Infância nas ruas: 180 crianças e adolescentes vivem nas ruas do ES
Especialistas apontam que a falta de articulação eficaz entre os diversos órgãos de assistência social, saúde e educação ainda é um dos maiores desafios
“Dizem que nossa nação não vai mal porque o povo ainda faz carnaval. E eu queria somente lembrar que milhões de crianças sem lar não partilham da mesma visão. Menores abandonados, alguém os abandonou, pequenos e mal amados o progresso não os adotou.”
A música “Menores Abandonados”, composta no início dos anos 1980 por Padre Zezinho, denuncia a problemática das crianças e adolescentes em situação de rua no Brasil.
Passados mais de 40 anos, a crítica social na música ainda tem lugar nos dias atuais.
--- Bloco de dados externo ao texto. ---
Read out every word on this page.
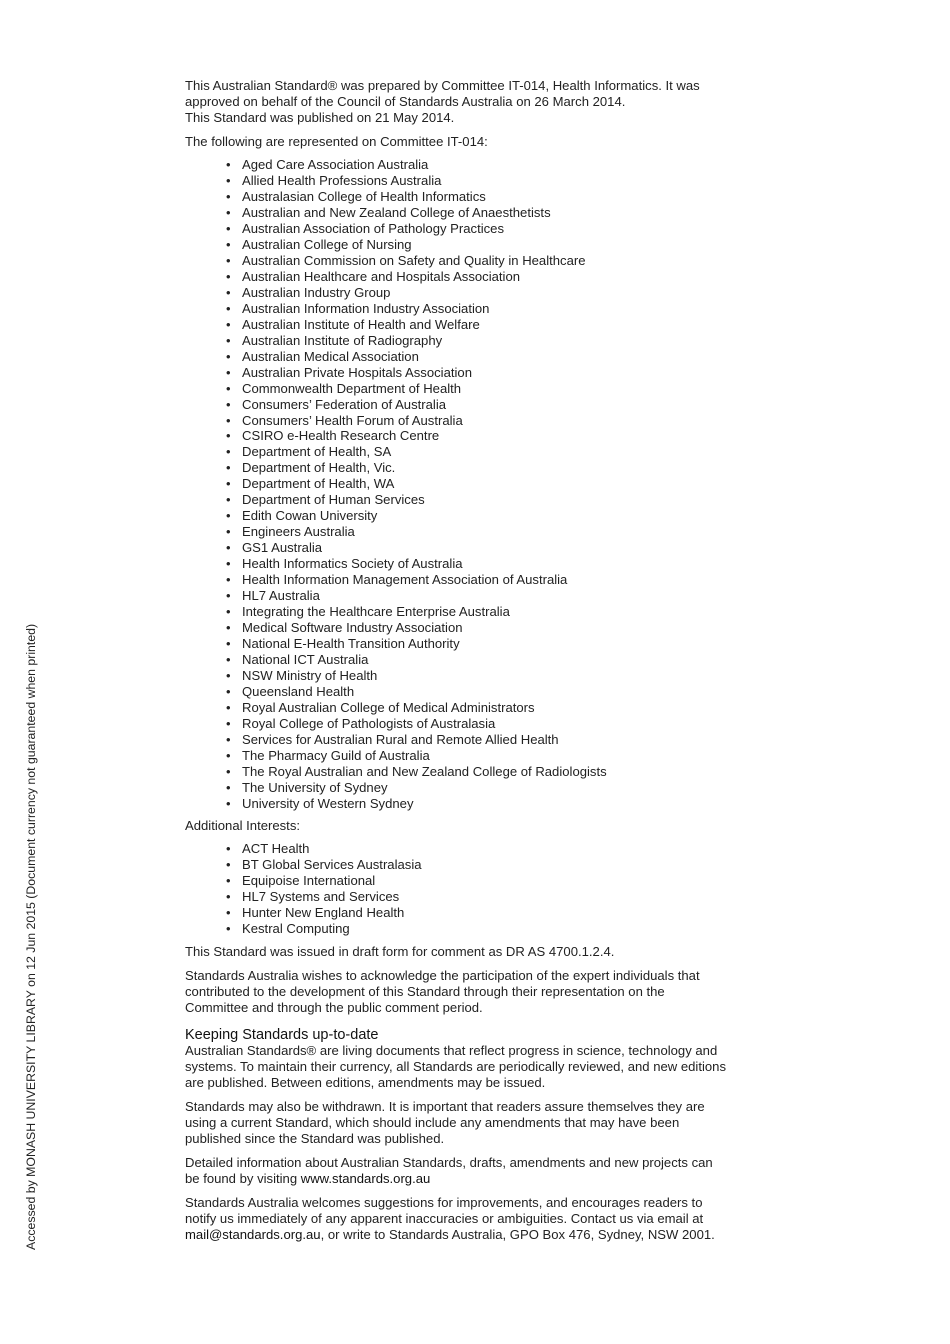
This Australian Standard® was prepared by Committee IT-014, Health Informatics. It was
approved on behalf of the Council of Standards Australia on 26 March 2014.
This Standard was published on 21 May 2014.

The following are represented on Committee IT-014:

• Aged Care Association Australia
• Allied Health Professions Australia
• Australasian College of Health Informatics
• Australian and New Zealand College of Anaesthetists
• Australian Association of Pathology Practices
• Australian College of Nursing
• Australian Commission on Safety and Quality in Healthcare
• Australian Healthcare and Hospitals Association
• Australian Industry Group
• Australian Information Industry Association
• Australian Institute of Health and Welfare
• Australian Institute of Radiography
• Australian Medical Association
• Australian Private Hospitals Association
• Commonwealth Department of Health
• Consumers’ Federation of Australia
• Consumers’ Health Forum of Australia
• CSIRO e-Health Research Centre
• Department of Health, SA
• Department of Health, Vic.
• Department of Health, WA
• Department of Human Services
• Edith Cowan University
• Engineers Australia
• GS1 Australia
• Health Informatics Society of Australia
• Health Information Management Association of Australia
• HL7 Australia
• Integrating the Healthcare Enterprise Australia
• Medical Software Industry Association
• National E-Health Transition Authority
• National ICT Australia
• NSW Ministry of Health
• Queensland Health
• Royal Australian College of Medical Administrators
• Royal College of Pathologists of Australasia
• Services for Australian Rural and Remote Allied Health
• The Pharmacy Guild of Australia
• The Royal Australian and New Zealand College of Radiologists
• The University of Sydney
• University of Western Sydney

Additional Interests:

• ACT Health
• BT Global Services Australasia
• Equipoise International
• HL7 Systems and Services
• Hunter New England Health
• Kestral Computing

This Standard was issued in draft form for comment as DR AS 4700.1.2.4.

Standards Australia wishes to acknowledge the participation of the expert individuals that
contributed to the development of this Standard through their representation on the
Committee and through the public comment period.
Keeping Standards up-to-date
Australian Standards® are living documents that reflect progress in science, technology and
systems. To maintain their currency, all Standards are periodically reviewed, and new editions
are published. Between editions, amendments may be issued.
Standards may also be withdrawn. It is important that readers assure themselves they are
using a current Standard, which should include any amendments that may have been
published since the Standard was published.
Detailed information about Australian Standards, drafts, amendments and new projects can
be found by visiting www.standards.org.au
Standards Australia welcomes suggestions for improvements, and encourages readers to
notify us immediately of any apparent inaccuracies or ambiguities. Contact us via email at
mail@standards.org.au, or write to Standards Australia, GPO Box 476, Sydney, NSW 2001.
Accessed by MONASH UNIVERSITY LIBRARY on 12 Jun 2015 (Document currency not guaranteed when printed)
Basta circular rapidamente pelas ruas da Grande Vitória para notar a vulnerabilidade desse grupo.
No Espírito Santo, por exemplo, um mapeamento realizado pelo Ministério Público do Estado (MPES) entre dezembro de 2023 e fevereiro de 2024 revelou que a população em situação de rua soma 6.927 pessoas, das quais 179 são crianças e adolescentes.
Na Serra, segundo o painel do MPES, há 135 crianças e adolescentes em situação de rua. Já o município diz que o número está errado e que moram na rua apenas três crianças, enquanto que outras 111 estão em situação de trabalho infantil no município, segundo levantamento referente ao primeiro semestre de 2024.
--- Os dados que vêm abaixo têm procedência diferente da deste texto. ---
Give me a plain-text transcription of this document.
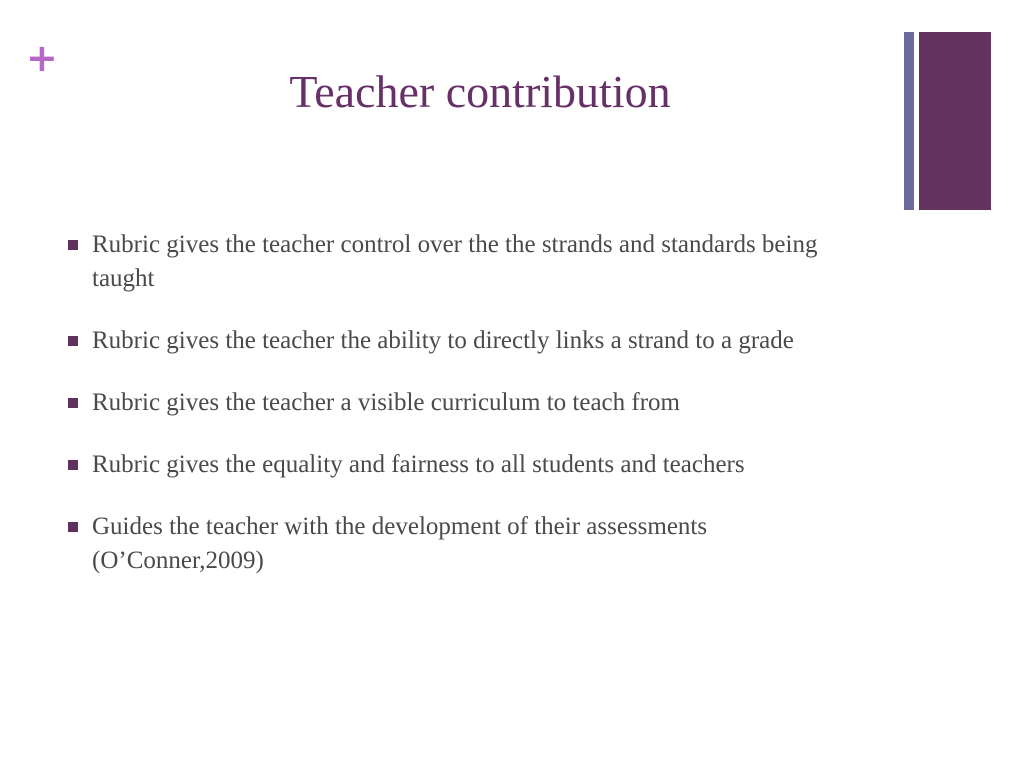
+
Teacher contribution
Rubric gives the teacher control over the the strands and standards being taught
Rubric gives the teacher the ability to directly links a strand to a grade
Rubric gives the teacher a visible curriculum to teach from
Rubric gives the equality and fairness to all students and teachers
Guides the teacher with the development of their assessments (O’Conner,2009)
Segundo a Secretaria de Assistência Social da Serra (Semas), apesar de estarem em situação de trabalho infantil, essas crianças são domiciliadas e monitoradas pelo Sistema Especializado em Abordagem Social (Seas) da prefeitura (leia na íntegra, no final da matéria, sobre como funcionam os serviços na cidade).
Segundo a coordenadora de Abordagem Social da Serra, Nathalia Polezi Dalmasio, entre os fatores que contribuem para essa situação estão: a pobreza, o desemprego, o racismo estrutural, a busca das famílias por oportunidades de emprego em outras localidades e o uso de substâncias psicoativas.
Nathalia destaca que há um perfil predominante entre as crianças em situação de rua, com características específicas em relação à idade, sexo e histórico familiar:
- 76,3% das crianças estão em situação de trabalho infantil;
- 91% são negras (pretas ou pardas);
- 64,9% têm idade entre 12 e 17 anos;
- 77,2% são meninos.
Muitas dessas crianças vêm de famílias desempregadas e/ou sem moradia digna. Esses dados revelam a vulnerabilidade extrema e os múltiplos fatores que contribuem para essa realidade, evidenciando uma interseção entre desigualdade social, falta de oportunidades e a violação dos direitos fundamentais das crianças e adolescentes.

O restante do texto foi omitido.